New Books: "The Recursive Mind" by Michael Corballis
Neuroscience

New Books: "The Recursive Mind" by Michael Corballis


This post, and all others on BrainBlog, are written by Anthony Risser for his blog BrainBlog. The appearance of this entry, and others, on different websites, framed under different websites, or not at the BrainBlog URL do not have my permission. All rights retained.


Michael C. Corballis
The Recursive Mind: The Origins of Human Language, Thought, and Civilization
Princeton: Princeton University Press (2011)
ISBN 978-0-691-14547-1

This is the first time I have read any of the several philosophical books that Michael Corballis has written. I am more familiar with his scientific publications, some of which are core “must reads” for any budding neuropsychological researcher. In “The Recursive Mind,” he outlines his approach to placing the relationship between language and thought. This is an issue that has compelled thinking in neurophilosophy for many decades and remains hotly debated and discussed. In this new book, he explores the landscape of this relationship in a manner different than the somewhat predominant “language centric” philosophical approaches – giving primacy to thought.

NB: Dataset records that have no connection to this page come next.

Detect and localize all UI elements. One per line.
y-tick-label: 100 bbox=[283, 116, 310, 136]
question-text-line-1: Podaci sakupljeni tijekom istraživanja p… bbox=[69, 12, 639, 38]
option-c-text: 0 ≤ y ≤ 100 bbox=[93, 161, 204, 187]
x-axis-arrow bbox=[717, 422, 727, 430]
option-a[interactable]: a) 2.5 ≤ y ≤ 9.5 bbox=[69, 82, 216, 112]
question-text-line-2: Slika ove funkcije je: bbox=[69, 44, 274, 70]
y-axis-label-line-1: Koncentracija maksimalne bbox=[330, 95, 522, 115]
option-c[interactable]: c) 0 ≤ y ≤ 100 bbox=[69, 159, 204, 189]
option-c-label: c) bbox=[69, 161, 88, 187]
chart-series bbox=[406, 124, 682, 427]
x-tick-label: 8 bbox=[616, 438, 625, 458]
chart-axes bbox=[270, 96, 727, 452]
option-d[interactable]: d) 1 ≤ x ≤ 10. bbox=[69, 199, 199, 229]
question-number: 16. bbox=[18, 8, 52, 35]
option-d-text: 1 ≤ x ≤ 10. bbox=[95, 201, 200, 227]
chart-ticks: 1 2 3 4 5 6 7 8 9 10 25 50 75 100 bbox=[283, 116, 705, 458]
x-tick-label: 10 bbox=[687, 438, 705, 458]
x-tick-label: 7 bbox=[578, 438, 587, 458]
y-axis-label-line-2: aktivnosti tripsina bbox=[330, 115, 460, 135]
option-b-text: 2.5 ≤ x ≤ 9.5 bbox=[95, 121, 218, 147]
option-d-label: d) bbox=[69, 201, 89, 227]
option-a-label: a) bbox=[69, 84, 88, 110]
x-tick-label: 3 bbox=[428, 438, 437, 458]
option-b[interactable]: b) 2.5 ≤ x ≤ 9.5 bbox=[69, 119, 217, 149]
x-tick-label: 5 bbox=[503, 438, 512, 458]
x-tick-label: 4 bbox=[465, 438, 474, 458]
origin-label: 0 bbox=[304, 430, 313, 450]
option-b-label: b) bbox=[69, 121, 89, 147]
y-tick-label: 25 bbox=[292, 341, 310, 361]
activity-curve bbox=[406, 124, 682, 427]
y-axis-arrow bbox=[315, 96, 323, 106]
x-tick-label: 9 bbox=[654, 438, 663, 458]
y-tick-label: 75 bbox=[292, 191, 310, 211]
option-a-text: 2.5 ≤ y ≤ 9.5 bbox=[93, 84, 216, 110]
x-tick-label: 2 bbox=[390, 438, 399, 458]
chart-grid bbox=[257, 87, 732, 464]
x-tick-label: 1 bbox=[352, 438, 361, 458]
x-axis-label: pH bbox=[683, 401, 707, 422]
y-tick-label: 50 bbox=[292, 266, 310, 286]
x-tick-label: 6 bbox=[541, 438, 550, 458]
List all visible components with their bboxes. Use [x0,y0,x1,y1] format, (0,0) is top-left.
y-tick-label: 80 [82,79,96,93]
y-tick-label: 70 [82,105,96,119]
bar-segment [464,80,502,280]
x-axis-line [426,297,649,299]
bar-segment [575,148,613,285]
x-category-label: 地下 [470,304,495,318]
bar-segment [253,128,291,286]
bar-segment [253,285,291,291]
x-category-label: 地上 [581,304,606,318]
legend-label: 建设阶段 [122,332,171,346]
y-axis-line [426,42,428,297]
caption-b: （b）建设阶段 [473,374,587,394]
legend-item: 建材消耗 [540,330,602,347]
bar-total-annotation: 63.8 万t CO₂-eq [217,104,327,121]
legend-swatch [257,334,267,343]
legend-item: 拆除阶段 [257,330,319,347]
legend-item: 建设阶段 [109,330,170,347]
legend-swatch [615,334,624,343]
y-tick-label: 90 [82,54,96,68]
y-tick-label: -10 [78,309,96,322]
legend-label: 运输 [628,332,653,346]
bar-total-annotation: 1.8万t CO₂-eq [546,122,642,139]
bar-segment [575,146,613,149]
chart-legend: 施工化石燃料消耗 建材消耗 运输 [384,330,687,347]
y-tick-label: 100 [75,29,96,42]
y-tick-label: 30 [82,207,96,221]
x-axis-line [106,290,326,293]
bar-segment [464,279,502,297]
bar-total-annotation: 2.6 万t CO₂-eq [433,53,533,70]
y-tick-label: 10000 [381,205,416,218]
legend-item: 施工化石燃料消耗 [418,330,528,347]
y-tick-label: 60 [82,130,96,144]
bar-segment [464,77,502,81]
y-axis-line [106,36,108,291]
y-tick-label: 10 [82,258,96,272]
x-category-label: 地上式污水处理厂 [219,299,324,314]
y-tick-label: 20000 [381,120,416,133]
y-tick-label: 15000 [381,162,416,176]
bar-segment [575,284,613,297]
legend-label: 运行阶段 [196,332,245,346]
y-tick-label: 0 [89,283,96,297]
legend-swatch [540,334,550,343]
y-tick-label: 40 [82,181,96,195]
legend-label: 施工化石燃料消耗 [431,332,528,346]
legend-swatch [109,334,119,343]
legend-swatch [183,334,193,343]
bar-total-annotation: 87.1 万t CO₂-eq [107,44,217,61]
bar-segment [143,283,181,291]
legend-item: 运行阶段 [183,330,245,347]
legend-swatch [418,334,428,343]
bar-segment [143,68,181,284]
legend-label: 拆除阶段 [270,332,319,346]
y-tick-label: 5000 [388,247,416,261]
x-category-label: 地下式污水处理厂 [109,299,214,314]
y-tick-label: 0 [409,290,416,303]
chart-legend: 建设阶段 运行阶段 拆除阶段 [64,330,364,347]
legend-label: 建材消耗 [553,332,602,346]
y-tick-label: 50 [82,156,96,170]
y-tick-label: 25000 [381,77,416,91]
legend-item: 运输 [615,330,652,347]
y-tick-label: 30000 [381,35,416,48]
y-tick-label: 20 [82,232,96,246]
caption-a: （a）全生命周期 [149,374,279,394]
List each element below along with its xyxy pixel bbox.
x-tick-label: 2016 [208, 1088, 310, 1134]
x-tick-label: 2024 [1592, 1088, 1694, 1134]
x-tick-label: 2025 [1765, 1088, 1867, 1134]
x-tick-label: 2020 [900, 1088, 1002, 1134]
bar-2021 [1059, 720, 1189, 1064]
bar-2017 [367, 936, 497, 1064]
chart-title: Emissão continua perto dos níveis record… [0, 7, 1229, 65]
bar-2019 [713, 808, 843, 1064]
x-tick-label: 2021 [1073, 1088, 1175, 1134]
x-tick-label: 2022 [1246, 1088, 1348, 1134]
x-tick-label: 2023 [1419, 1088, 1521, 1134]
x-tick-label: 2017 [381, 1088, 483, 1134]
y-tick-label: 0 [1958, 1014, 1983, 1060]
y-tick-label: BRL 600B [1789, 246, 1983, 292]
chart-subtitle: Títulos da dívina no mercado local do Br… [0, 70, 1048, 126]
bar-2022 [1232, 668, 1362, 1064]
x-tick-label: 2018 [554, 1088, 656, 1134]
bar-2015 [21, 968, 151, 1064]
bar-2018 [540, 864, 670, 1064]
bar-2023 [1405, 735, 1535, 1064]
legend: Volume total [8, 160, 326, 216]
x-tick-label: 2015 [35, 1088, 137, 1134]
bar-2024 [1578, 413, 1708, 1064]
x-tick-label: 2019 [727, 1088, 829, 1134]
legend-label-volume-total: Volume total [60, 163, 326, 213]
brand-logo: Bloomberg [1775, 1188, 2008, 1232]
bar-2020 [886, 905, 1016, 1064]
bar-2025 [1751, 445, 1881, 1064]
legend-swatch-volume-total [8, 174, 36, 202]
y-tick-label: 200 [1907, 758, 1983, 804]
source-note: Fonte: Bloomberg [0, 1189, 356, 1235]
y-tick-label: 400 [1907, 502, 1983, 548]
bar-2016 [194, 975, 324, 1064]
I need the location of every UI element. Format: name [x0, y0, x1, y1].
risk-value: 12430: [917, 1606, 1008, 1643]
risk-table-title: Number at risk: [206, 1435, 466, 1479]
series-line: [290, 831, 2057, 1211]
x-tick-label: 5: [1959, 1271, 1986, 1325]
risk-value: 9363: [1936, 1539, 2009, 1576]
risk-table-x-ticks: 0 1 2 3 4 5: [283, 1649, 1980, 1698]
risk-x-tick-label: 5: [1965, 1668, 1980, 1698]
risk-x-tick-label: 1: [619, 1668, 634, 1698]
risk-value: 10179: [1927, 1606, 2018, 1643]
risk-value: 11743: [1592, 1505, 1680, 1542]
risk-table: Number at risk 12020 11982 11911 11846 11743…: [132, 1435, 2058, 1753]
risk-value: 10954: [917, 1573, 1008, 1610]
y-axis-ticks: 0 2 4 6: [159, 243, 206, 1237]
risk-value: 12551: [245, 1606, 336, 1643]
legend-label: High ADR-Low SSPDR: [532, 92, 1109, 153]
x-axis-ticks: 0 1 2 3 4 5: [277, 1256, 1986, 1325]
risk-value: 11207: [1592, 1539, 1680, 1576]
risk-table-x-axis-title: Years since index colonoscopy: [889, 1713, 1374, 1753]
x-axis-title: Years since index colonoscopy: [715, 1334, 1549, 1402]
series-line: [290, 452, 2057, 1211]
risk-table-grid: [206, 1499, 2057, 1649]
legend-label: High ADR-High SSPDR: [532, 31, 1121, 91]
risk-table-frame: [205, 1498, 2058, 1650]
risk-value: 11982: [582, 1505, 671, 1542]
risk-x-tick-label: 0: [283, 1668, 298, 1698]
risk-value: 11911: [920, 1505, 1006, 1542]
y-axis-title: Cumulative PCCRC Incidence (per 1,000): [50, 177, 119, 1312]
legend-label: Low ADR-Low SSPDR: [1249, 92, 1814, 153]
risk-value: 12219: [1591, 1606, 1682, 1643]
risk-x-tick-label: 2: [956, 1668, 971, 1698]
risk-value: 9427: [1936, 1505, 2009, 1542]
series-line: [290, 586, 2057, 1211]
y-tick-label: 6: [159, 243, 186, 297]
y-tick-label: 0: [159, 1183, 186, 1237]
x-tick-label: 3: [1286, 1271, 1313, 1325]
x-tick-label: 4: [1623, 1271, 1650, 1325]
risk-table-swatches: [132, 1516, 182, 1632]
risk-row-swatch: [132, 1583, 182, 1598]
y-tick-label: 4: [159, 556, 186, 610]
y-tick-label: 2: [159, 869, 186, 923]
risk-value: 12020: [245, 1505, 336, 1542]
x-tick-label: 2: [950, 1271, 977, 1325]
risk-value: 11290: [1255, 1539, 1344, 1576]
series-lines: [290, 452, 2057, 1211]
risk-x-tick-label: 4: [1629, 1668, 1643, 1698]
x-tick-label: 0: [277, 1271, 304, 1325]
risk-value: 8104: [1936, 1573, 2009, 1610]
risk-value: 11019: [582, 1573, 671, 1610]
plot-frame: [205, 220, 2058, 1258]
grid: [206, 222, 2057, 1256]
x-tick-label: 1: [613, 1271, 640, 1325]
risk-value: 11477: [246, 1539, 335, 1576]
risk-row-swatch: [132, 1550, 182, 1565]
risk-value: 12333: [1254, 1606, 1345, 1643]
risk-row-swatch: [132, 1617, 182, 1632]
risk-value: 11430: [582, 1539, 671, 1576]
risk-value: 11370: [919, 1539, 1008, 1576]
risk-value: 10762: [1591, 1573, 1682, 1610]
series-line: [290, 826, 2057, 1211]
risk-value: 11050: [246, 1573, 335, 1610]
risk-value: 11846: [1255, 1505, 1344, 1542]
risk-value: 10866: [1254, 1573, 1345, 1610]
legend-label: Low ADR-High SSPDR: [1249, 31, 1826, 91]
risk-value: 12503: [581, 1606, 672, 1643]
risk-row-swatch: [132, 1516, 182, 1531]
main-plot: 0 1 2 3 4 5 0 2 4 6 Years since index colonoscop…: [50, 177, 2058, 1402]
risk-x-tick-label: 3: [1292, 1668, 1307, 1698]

Contrary to individuals like Chomsky, he sees thought and other cognitive functions (specifically memory) as the key holder to the human species and our civilization. It is not thought that bent to language, but language that has adapted itself to the vastness of human thought. Corballis presents an argument that language has evolved to the form we know it today to allow individuals to share their memories and plans and, as such, to bring to the present events that are not present in the immediate environment and, indeed, are imaginary, hoped for, or fictional. His description of the roles of different types of memory functioning is written in a very understandable manner.

The book provides a broader framework for understanding language in human evolution aside the far more reported and known Chomsky-based models.

It is recursion, in this perspective, that underlies this vast cognitive capacity. Recursion has expressed itself in several key human mental faculties: language, theory of mind, and what he refers to as “mental time travel” to the past and the future. Recursion developed in the human neuropsychological toolkit. It required advances in the central nervous system’s memory systems and in our neuropsychological capacity for hierarchical organization, both of which are consequences of the human brain, rather than the brains of other animals.

You might ask yourself, ‘What is recursion and what is it doing here?’ I did. That’s one reason why you might want to take on this book.

He has an accessible writing style for individuals like myself who are definitely not fluent in these philosophical approaches. Insightful and with humor, he brings the reader along through a fairly complex landscape. Readers who pay attention to footnotes will enjoy and find additional meaning from them in this book.